Atlas-Alignment: Making Interpretability Transferable Across Language Models
This addresses the problem of making language models transparent and controllable for developers and researchers, offering a scalable solution that amortizes interpretability costs, though it is incremental as it builds on existing alignment techniques.
The paper tackles the high cost and scalability issues of interpretability in language models by introducing Atlas-Alignment, a framework that transfers interpretability across models using lightweight alignment to a pre-labeled Concept Atlas, enabling semantic feature search and steerable generation without additional labeled data.

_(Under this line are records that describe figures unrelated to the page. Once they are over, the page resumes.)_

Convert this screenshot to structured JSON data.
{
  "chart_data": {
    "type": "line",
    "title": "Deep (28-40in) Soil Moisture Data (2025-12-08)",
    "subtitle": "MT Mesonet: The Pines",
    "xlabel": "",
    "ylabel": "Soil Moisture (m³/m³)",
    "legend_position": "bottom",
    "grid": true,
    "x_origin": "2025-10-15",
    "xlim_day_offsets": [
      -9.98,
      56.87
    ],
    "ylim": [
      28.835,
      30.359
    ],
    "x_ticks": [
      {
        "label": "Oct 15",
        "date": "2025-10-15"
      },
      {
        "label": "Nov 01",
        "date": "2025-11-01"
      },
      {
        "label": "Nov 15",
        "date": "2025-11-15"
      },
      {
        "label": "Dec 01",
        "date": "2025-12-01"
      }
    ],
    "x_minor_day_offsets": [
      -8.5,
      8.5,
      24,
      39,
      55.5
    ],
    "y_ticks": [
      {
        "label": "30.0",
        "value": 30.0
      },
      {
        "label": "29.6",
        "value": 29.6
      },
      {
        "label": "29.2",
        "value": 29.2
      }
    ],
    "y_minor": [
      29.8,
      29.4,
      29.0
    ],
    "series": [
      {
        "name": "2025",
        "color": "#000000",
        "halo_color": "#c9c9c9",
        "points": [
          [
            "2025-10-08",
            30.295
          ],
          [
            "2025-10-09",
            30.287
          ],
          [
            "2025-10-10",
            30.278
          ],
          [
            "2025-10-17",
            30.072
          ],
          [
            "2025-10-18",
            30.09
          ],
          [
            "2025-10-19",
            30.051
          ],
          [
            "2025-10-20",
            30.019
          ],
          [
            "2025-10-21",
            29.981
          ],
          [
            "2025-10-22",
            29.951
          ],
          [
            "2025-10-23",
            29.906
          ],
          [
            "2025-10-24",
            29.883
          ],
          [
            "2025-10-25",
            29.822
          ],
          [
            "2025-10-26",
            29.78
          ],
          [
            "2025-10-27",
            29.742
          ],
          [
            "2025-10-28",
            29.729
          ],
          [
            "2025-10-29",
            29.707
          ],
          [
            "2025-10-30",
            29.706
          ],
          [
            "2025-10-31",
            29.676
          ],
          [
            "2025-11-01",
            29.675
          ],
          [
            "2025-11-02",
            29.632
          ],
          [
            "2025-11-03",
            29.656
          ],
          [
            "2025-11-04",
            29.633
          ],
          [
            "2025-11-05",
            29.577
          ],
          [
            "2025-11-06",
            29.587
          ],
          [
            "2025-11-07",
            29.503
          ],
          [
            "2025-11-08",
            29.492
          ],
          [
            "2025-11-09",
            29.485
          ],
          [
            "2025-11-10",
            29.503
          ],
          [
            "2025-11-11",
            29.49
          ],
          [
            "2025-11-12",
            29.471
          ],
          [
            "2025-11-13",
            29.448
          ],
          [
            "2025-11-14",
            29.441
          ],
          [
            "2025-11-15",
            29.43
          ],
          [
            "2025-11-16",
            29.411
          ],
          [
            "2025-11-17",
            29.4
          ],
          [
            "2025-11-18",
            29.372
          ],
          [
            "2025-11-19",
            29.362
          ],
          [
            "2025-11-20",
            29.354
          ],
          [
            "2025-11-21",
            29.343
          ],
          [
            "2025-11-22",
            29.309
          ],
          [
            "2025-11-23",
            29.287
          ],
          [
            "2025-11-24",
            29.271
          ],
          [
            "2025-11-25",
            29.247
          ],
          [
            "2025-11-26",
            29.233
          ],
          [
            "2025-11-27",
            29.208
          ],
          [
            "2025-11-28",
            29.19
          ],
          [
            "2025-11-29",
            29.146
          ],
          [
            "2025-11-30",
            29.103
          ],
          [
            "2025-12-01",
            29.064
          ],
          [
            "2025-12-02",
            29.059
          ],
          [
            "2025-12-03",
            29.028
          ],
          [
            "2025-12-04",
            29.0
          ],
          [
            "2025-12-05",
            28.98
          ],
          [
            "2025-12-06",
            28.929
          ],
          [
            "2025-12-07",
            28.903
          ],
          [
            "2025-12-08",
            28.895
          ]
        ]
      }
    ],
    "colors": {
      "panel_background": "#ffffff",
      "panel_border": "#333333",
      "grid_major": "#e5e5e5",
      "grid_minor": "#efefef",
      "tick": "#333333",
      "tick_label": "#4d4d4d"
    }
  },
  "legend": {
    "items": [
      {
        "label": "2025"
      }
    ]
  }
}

Interpretability is crucial for building safe, reliable, and controllable language models, yet existing interpretability pipelines remain costly and difficult to scale. Interpreting a new model typically requires costly training of model-specific sparse autoencoders, manual or semi-automated labeling of SAE components, and their subsequent validation. We introduce Atlas-Alignment, a framework for transferring interpretability across language models by aligning unknown latent spaces to a Concept Atlas - a labeled, human-interpretable latent space - using only shared inputs and lightweight representational alignment techniques. Once aligned, this enables two key capabilities in previously opaque models: (1) semantic feature search and retrieval, and (2) steering generation along human-interpretable atlas concepts. Through quantitative and qualitative evaluations, we show that simple representational alignment methods enable robust semantic retrieval and steerable generation without the need for labeled concept data. Atlas-Alignment thus amortizes the cost of explainable AI and mechanistic interpretability: by investing in one high-quality Concept Atlas, we can make many new models transparent and controllable at minimal marginal cost.